Denn die Kammer stützt ihre Entscheidung darauf, dass ein „latentes Risiko“ eines Zugriffs der US-Konzernmutter besteht, was schon ausreichen soll, um eine datenschutzrechtlich unzulässige Übermittlung zu bejahen. OB und WIE naheliegend der Eintritt der in den Klauseln niedergelegten Umstände, die für einen Zugriff im Einzelfall erforderlich ist, sei irrelevant, schließlich könne sich das „latente Risiko jederzeit realisieren.“

 

Brink bestreitet (unserer Ansicht nach zu Recht), dass ein Zugriffsrisiko „ohne weiteres“ einen Übermittlungstatbestand erfüllt und kritisiert weiter, dass gerade gegen solche Zugriffsrisiken wirksame Gegenmittel in Gestalt sog. „technisch-organisatorischer Maßnahmen existieren“, die jedes Risiko ausschließen können.
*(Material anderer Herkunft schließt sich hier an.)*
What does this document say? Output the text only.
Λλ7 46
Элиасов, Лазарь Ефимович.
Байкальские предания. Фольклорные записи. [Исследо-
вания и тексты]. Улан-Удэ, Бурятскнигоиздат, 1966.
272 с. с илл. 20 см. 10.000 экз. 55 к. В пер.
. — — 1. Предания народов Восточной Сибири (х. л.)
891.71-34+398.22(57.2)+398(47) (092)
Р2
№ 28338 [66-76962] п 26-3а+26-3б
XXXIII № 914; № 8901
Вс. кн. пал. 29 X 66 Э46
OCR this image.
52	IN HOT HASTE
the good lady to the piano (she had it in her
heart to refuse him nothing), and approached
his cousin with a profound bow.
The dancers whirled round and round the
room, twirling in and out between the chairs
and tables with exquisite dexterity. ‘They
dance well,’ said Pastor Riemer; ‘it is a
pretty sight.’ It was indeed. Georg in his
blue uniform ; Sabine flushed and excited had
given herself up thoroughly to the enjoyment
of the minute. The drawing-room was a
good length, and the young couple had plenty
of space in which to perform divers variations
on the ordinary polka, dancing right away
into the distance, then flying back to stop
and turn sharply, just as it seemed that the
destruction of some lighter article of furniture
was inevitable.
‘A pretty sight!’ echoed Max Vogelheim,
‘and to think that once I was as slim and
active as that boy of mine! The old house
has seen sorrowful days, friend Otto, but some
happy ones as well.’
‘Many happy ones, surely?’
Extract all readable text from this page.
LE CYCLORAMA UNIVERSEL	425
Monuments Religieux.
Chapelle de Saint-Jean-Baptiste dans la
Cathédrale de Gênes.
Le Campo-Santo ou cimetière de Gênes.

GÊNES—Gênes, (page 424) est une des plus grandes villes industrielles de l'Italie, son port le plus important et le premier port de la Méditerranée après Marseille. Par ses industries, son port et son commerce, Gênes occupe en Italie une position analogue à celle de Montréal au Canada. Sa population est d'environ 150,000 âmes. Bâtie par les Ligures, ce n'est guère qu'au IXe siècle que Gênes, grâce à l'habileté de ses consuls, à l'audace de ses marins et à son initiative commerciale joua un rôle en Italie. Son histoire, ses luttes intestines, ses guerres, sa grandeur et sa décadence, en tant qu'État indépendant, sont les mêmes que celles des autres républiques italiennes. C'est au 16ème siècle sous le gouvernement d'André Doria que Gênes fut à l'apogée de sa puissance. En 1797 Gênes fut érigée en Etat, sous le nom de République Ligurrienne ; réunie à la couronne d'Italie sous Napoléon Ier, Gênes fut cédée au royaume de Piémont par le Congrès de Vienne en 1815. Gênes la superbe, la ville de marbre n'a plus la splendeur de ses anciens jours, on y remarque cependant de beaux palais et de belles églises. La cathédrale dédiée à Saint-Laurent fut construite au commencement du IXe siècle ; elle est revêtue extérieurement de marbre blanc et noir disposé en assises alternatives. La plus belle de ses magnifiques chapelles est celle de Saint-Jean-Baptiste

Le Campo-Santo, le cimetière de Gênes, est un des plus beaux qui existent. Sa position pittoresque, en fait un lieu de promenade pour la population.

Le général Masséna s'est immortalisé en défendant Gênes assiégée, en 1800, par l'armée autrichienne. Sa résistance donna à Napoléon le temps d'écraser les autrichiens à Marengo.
Diese wurden aber vorliegend überhaupt nicht betrachtet, insbesondere wurde die vom Mitbieter eingesetzte Verschlüsselungstechnik aus vergabeverfahrensrechtlichen Gründen nicht weiter geprüft.

 

Die Entscheidung der Vergabekammer ist beachtlich, das Urteil des OLG ist daher mit Spannung zu erwarten. Der LfDI Baden-Württemberg hält bislang eigener Aussage nach an den Maßgaben seiner Orientierungshilfe zu Datentransfers fest (diese finden Sie unter https://www.baden-wuerttemberg.datenschutz.de/wp-content/uploads/2021/10/OH-int-Datentransfer.pdf ), wonach nach wie vor einzelfallbezogene Alternativprüfungen und nicht pauschale Transferverbote das Mittel der Wahl sind, die Vorgaben der DSGVO bestmöglich umzusetzen. Wir gehen derzeit davon aus, dass sich andere Datenschutzaufsichtsbehörden und insbesondere Bayern dieser Ansicht anschließen.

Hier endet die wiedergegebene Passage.